There is no stealth in space. You can see a rocket burn anywhere between here and past Pluto, or any object of room temperature on infrared at the same distance. You cannot hide a spaceship. It is much the same thing in cyberspace. Anyone on the internet can attack anyone on the internet.
Yet across the gulf of space, minds that are to our minds as ours are to those of the beasts that perish, intellects vast and cool and unsympathetic, regarded this earth with envious eyes, and slowly and surely drew their plans against us.
H.G. Wells, War of the Worlds
All systems on the internet are continuously under attack. Your phone, your laptop, your smart refrigerator, your nannycam that you use to watch your children — they are all targets. Some of them have already been hacked and are now drones in a botnet, unbeknownst to you.
There are many motivations for cybercrime. Sometimes people hack your system because it’s your system. Sometimes they do it because it’s a system. Sometimes they do it to use it as a tool against an entirely different target.
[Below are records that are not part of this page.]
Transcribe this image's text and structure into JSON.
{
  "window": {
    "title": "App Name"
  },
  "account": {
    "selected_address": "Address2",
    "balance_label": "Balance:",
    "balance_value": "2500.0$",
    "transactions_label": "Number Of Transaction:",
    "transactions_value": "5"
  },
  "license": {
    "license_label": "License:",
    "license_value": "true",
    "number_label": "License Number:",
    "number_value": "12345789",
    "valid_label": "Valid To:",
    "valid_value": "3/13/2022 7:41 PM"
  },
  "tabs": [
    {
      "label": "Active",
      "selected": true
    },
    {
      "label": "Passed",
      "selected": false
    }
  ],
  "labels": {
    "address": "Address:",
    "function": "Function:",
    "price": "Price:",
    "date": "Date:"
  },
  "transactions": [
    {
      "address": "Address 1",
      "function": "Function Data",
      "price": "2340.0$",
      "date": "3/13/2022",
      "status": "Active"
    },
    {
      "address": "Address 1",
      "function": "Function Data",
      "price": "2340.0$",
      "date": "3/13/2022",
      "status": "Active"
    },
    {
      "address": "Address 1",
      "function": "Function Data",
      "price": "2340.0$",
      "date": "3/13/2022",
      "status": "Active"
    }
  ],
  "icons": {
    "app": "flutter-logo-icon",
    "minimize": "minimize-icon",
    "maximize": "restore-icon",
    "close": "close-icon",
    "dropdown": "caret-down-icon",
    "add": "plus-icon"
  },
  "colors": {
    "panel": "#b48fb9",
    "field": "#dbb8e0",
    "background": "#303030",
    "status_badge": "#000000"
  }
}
Motivation is important because you need to understand a threat model to defend against it. Are you defending against your own government? Are you defending against the advanced persistent threat of a different government, like Google was in 2009? Are you defending against a targeted hacker that wants to spearphish you into wire transferring your company funds to the wrong wire transfer address? Are you defending against an undiscerning hacker that wants to cryptojack your system and hold your files for ransom? Are you defending against your abusive significant other who wants to stalk and control you? The best approach for one threat isn’t right for another.
In certain circles, a lot of ink has been spilled on AI explosion, the Singularity, and so on. From my perspective, any speculation in that regard has to make unjustifiable assumptions and tends to predict the unpredictable. More importantly, I do not fret about Skynet, because the Golems are already here.
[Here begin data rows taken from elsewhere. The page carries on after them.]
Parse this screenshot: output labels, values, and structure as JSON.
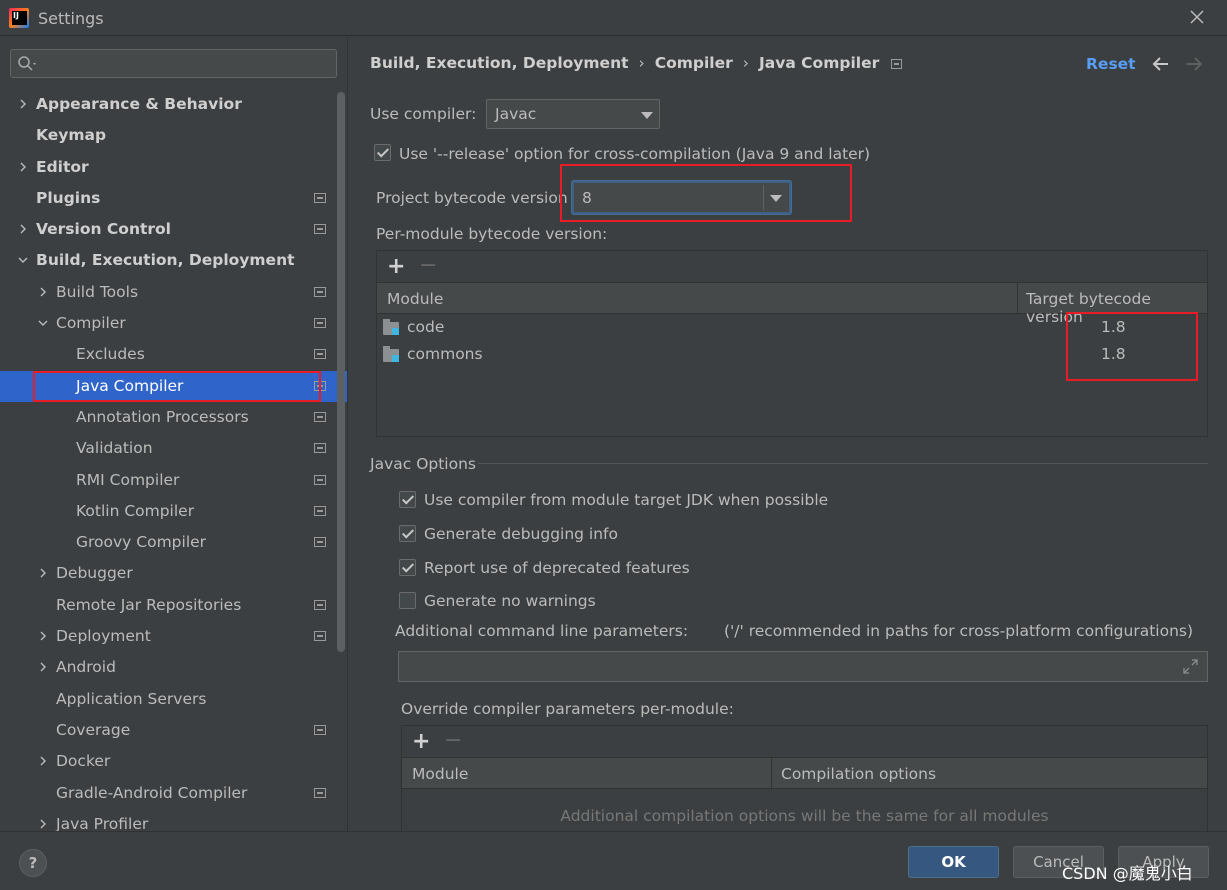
{
  "window": {
    "title": "Settings"
  },
  "search": {
    "placeholder": ""
  },
  "sidebar": {
    "items": [
      {
        "label": "Appearance & Behavior",
        "level": 0,
        "arrow": "right",
        "bold": true,
        "badge": false
      },
      {
        "label": "Keymap",
        "level": 0,
        "arrow": "none",
        "bold": true,
        "badge": false
      },
      {
        "label": "Editor",
        "level": 0,
        "arrow": "right",
        "bold": true,
        "badge": false
      },
      {
        "label": "Plugins",
        "level": 0,
        "arrow": "none",
        "bold": true,
        "badge": true
      },
      {
        "label": "Version Control",
        "level": 0,
        "arrow": "right",
        "bold": true,
        "badge": true
      },
      {
        "label": "Build, Execution, Deployment",
        "level": 0,
        "arrow": "down",
        "bold": true,
        "badge": false
      },
      {
        "label": "Build Tools",
        "level": 1,
        "arrow": "right",
        "bold": false,
        "badge": true
      },
      {
        "label": "Compiler",
        "level": 1,
        "arrow": "down",
        "bold": false,
        "badge": true
      },
      {
        "label": "Excludes",
        "level": 2,
        "arrow": "none",
        "bold": false,
        "badge": true
      },
      {
        "label": "Java Compiler",
        "level": 2,
        "arrow": "none",
        "bold": false,
        "badge": true,
        "selected": true
      },
      {
        "label": "Annotation Processors",
        "level": 2,
        "arrow": "none",
        "bold": false,
        "badge": true
      },
      {
        "label": "Validation",
        "level": 2,
        "arrow": "none",
        "bold": false,
        "badge": true
      },
      {
        "label": "RMI Compiler",
        "level": 2,
        "arrow": "none",
        "bold": false,
        "badge": true
      },
      {
        "label": "Kotlin Compiler",
        "level": 2,
        "arrow": "none",
        "bold": false,
        "badge": true
      },
      {
        "label": "Groovy Compiler",
        "level": 2,
        "arrow": "none",
        "bold": false,
        "badge": true
      },
      {
        "label": "Debugger",
        "level": 1,
        "arrow": "right",
        "bold": false,
        "badge": false
      },
      {
        "label": "Remote Jar Repositories",
        "level": 1,
        "arrow": "none",
        "bold": false,
        "badge": true
      },
      {
        "label": "Deployment",
        "level": 1,
        "arrow": "right",
        "bold": false,
        "badge": true
      },
      {
        "label": "Android",
        "level": 1,
        "arrow": "right",
        "bold": false,
        "badge": false
      },
      {
        "label": "Application Servers",
        "level": 1,
        "arrow": "none",
        "bold": false,
        "badge": false
      },
      {
        "label": "Coverage",
        "level": 1,
        "arrow": "none",
        "bold": false,
        "badge": true
      },
      {
        "label": "Docker",
        "level": 1,
        "arrow": "right",
        "bold": false,
        "badge": false
      },
      {
        "label": "Gradle-Android Compiler",
        "level": 1,
        "arrow": "none",
        "bold": false,
        "badge": true
      },
      {
        "label": "Java Profiler",
        "level": 1,
        "arrow": "right",
        "bold": false,
        "badge": false
      }
    ]
  },
  "breadcrumb": {
    "part1": "Build, Execution, Deployment",
    "sep": "›",
    "part2": "Compiler",
    "part3": "Java Compiler",
    "reset": "Reset"
  },
  "compiler": {
    "use_compiler_label": "Use compiler:",
    "use_compiler_value": "Javac",
    "release_option_label": "Use '--release' option for cross-compilation (Java 9 and later)",
    "release_option_checked": true,
    "project_bytecode_label": "Project bytecode version",
    "project_bytecode_value": "8",
    "per_module_label": "Per-module bytecode version:",
    "module_table": {
      "columns": [
        "Module",
        "Target bytecode version"
      ],
      "rows": [
        {
          "module": "code",
          "version": "1.8"
        },
        {
          "module": "commons",
          "version": "1.8"
        }
      ]
    }
  },
  "javac": {
    "section_title": "Javac Options",
    "options": [
      {
        "label": "Use compiler from module target JDK when possible",
        "checked": true
      },
      {
        "label": "Generate debugging info",
        "checked": true
      },
      {
        "label": "Report use of deprecated features",
        "checked": true
      },
      {
        "label": "Generate no warnings",
        "checked": false
      }
    ],
    "cmd_params_label": "Additional command line parameters:",
    "cmd_params_hint": "('/' recommended in paths for cross-platform configurations)",
    "cmd_params_value": "",
    "override_label": "Override compiler parameters per-module:",
    "override_table": {
      "columns": [
        "Module",
        "Compilation options"
      ],
      "empty_text": "Additional compilation options will be the same for all modules"
    }
  },
  "footer": {
    "help": "?",
    "ok": "OK",
    "cancel": "Cancel",
    "apply": "Apply",
    "watermark": "CSDN @魔鬼小白"
  },
  "colors": {
    "background": "#3c3f41",
    "selection": "#2f65ca",
    "link": "#589df6",
    "annotation_red": "#e81c24",
    "ok_button": "#365880"
  }
}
A golem is a fictional creature from Jewish folklore. It is a clay being animated by an inscription that follows directions. I’m thinking less of the mythological version and more of the modern interpretation, whether in the comic fantasy of Terry Pratchett or in the generic mythos of Dungeons and Dragons.
The internet is filled with animated hammers ceaselessly hammering. Do you run an obsolete version of some software with known security vulnerabilities? The animated hammers will break in, because there is a directory of all known instances of that software on the internet, and there is a hammer hitting each one to see if it cracks or not. When the hammer breaks into one, it uses it to send out more hammers.
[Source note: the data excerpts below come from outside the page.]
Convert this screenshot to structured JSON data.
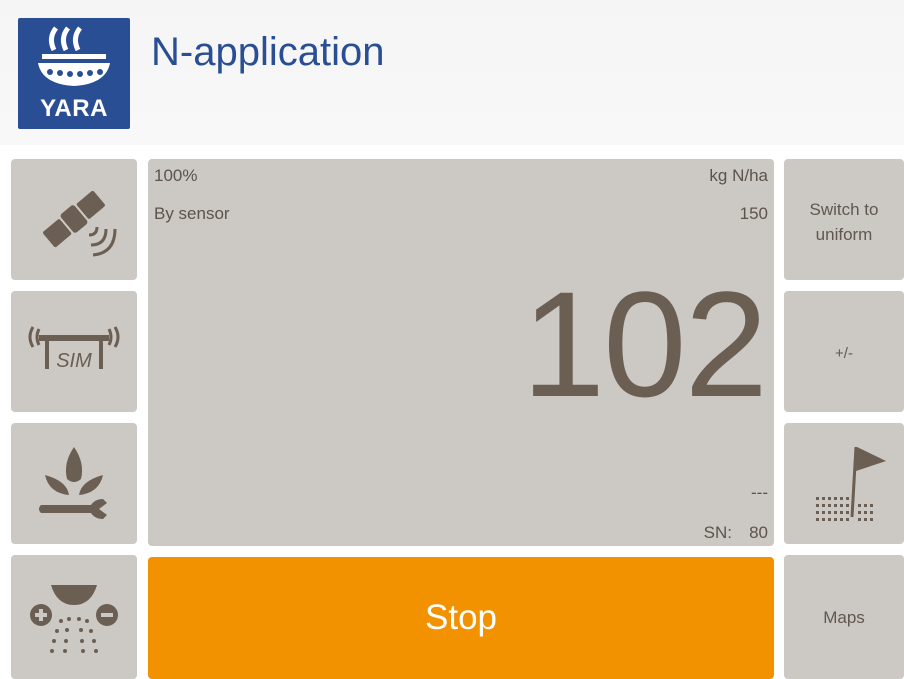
{
  "header": {
    "logo_text": "YARA",
    "title": "N-application"
  },
  "left_toolbar": [
    {
      "icon": "satellite-icon"
    },
    {
      "icon": "sim-sensor-icon",
      "icon_text": "SIM"
    },
    {
      "icon": "crop-settings-icon"
    },
    {
      "icon": "spreader-rate-icon"
    }
  ],
  "main_panel": {
    "percent": "100%",
    "unit": "kg N/ha",
    "mode": "By sensor",
    "target_value": "150",
    "current_rate": "102",
    "secondary_value": "---",
    "sn_label": "SN:",
    "sn_value": "80"
  },
  "right_toolbar": {
    "switch_label_line1": "Switch to",
    "switch_label_line2": "uniform",
    "plus_minus_label": "+/-",
    "headland_icon": "field-flag-icon",
    "maps_label": "Maps"
  },
  "stop_button": {
    "label": "Stop"
  },
  "colors": {
    "brand_blue": "#2a4e94",
    "tile_gray": "#ccc8c3",
    "icon_brown": "#6b5e52",
    "stop_orange": "#f39200"
  }
}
Security by obscurity is increasingly impossible, because nothing is obscure. There is no stealth in space or in cyberspace. Everything has to be secure by default, because the window of time between vulnerable and hacked is ever narrowing.
We live in an age of artificial stupidity. Perhaps someday soon we’ll build a human-level artificial stupidity, an artificial general stupidity if you will. Until then, we live in a world of animated hammers.